L'Observatoire des médias

Interactivité et PQN : quand la parole des lecteurs reste aux portes des rédactions web.

Il y a (déjà) quatre ans, j’ai débuté une thèse de sociologie sur les forums de discussion du Monde, de Libération et du Figaro. Je voulais savoir comment un média traditionnel – en l’occurrence la PQN – donnait la parole aux internautes.

Mon premier objectif était se saisir les modes de régulation de ces espaces de discussion. Malgré des ressemblances de façade, j’ai repéré trois façons distinctes de gérer l’interactivité et la parole des internautes.

  • Le Figaro.fr sous traite la gestion de ses forums à une société privée Conciléo, spécialiste dans la gestion et l’animation de communautés en ligne (qui compte parmi ses clients la plupart des médias de Lagardère Active). La rédaction web du journal n’a aucun contact avec l’équipe de modération qui est composée majoritairement d’étudiants.
  • Au Monde, la modération des forums, des réactions aux articles et des commentaires laissés dans les blogs est confiée à une équipe de cinq personnes dirigée par un ancien journaliste du Monde. Les modérateurs ne sont pas des salariés du journal, ils sont pigistes, et travaillent à quart temps depuis leur domicile.

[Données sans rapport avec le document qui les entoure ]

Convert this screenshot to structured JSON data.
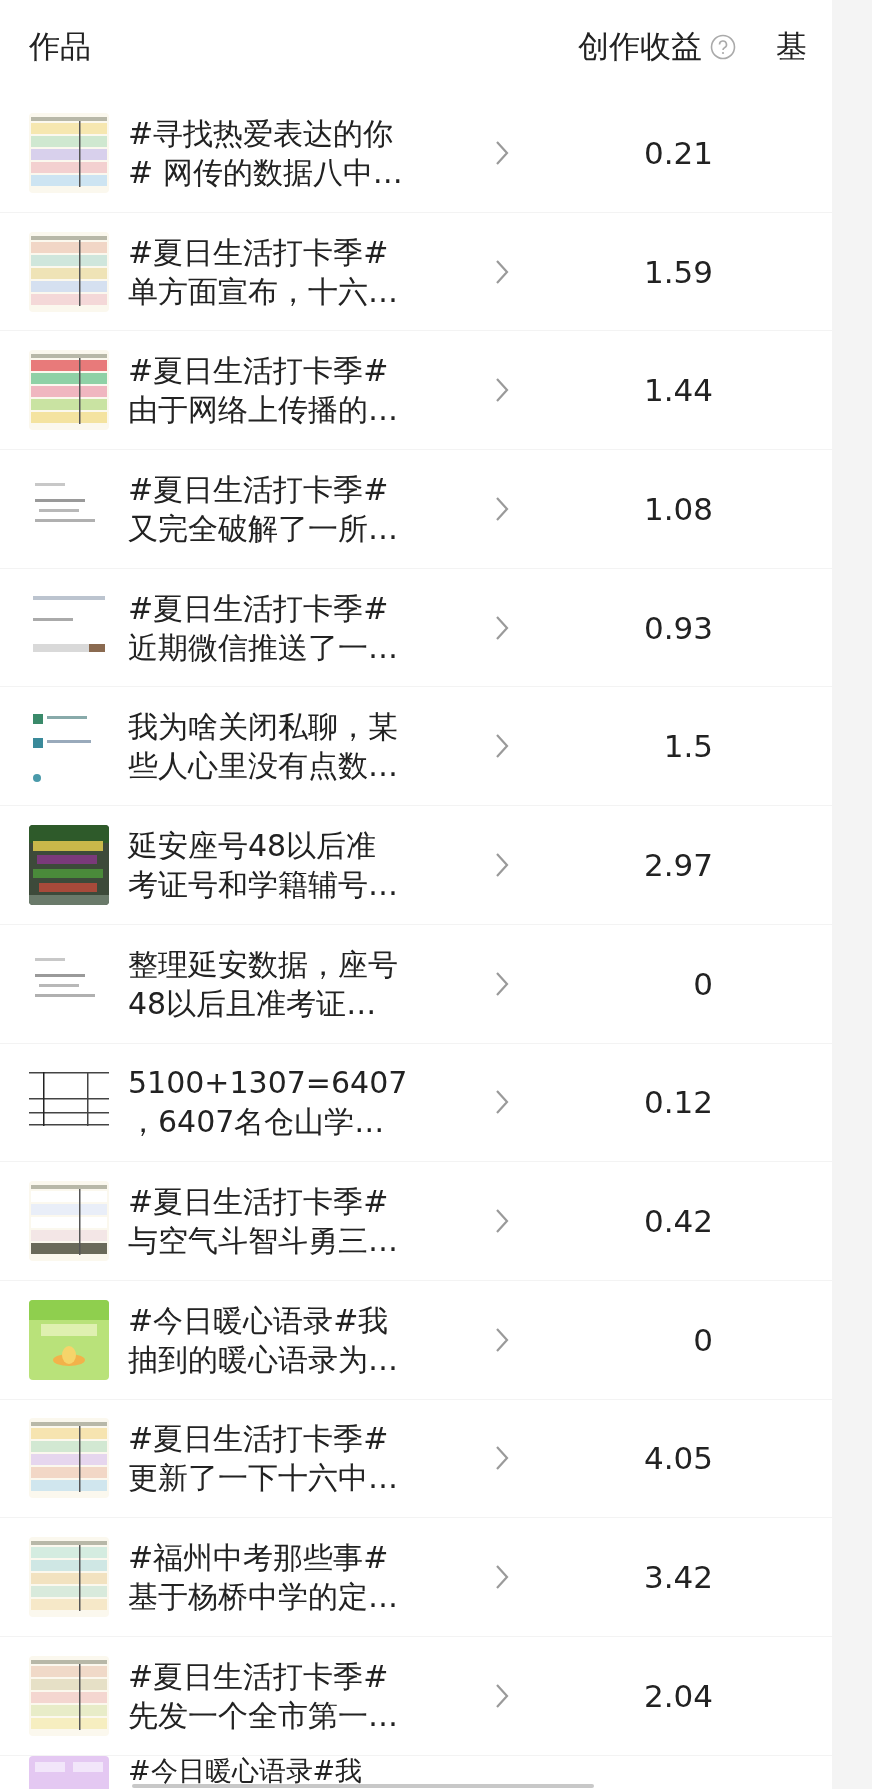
{
  "header": {
    "works": "作品",
    "earnings": "创作收益",
    "basic": "基"
  },
  "rows": [
    {
      "title_lines": [
        "#寻找热爱表达的你",
        "# 网传的数据八中…"
      ],
      "earnings": "0.21"
    },
    {
      "title_lines": [
        "#夏日生活打卡季#",
        "单方面宣布，十六…"
      ],
      "earnings": "1.59"
    },
    {
      "title_lines": [
        "#夏日生活打卡季#",
        "由于网络上传播的…"
      ],
      "earnings": "1.44"
    },
    {
      "title_lines": [
        "#夏日生活打卡季#",
        "又完全破解了一所…"
      ],
      "earnings": "1.08"
    },
    {
      "title_lines": [
        "#夏日生活打卡季#",
        "近期微信推送了一…"
      ],
      "earnings": "0.93"
    },
    {
      "title_lines": [
        "我为啥关闭私聊，某",
        "些人心里没有点数…"
      ],
      "earnings": "1.5"
    },
    {
      "title_lines": [
        "延安座号48以后准",
        "考证号和学籍辅号…"
      ],
      "earnings": "2.97"
    },
    {
      "title_lines": [
        "整理延安数据，座号",
        "48以后且准考证…"
      ],
      "earnings": "0"
    },
    {
      "title_lines": [
        "5100+1307=6407",
        "，6407名仓山学…"
      ],
      "earnings": "0.12"
    },
    {
      "title_lines": [
        "#夏日生活打卡季#",
        "与空气斗智斗勇三…"
      ],
      "earnings": "0.42"
    },
    {
      "title_lines": [
        "#今日暖心语录#我",
        "抽到的暖心语录为…"
      ],
      "earnings": "0"
    },
    {
      "title_lines": [
        "#夏日生活打卡季#",
        "更新了一下十六中…"
      ],
      "earnings": "4.05"
    },
    {
      "title_lines": [
        "#福州中考那些事#",
        "基于杨桥中学的定…"
      ],
      "earnings": "3.42"
    },
    {
      "title_lines": [
        "#夏日生活打卡季#",
        "先发一个全市第一…"
      ],
      "earnings": "2.04"
    },
    {
      "title_lines": [
        "#今日暖心语录#我"
      ]
    }
  ]
}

Ils n’ont pas de contact avec les membres de la rédaction du Monde.fr.
  • A Libération, en revanche, c’est un journaliste de la rédaction web qui est à l’initiative des forums et qui les modère. A son arrivée au journal, il s’est montré volontaire pour s’investir dans une fonction décentrée par rapport à son métier et entend recréer l’esprit du courrier des lecteurs des années 70-80, pilier identitaire mythique du journal. Il pratique alors une modération éditorialisée au nom de Libération et tente d’instaurer une relation de proximité avec les internautes. Durant six ans, il deviendra d’ailleurs un des rares intermédiaires entre le journal et ses lecteurs en ligne.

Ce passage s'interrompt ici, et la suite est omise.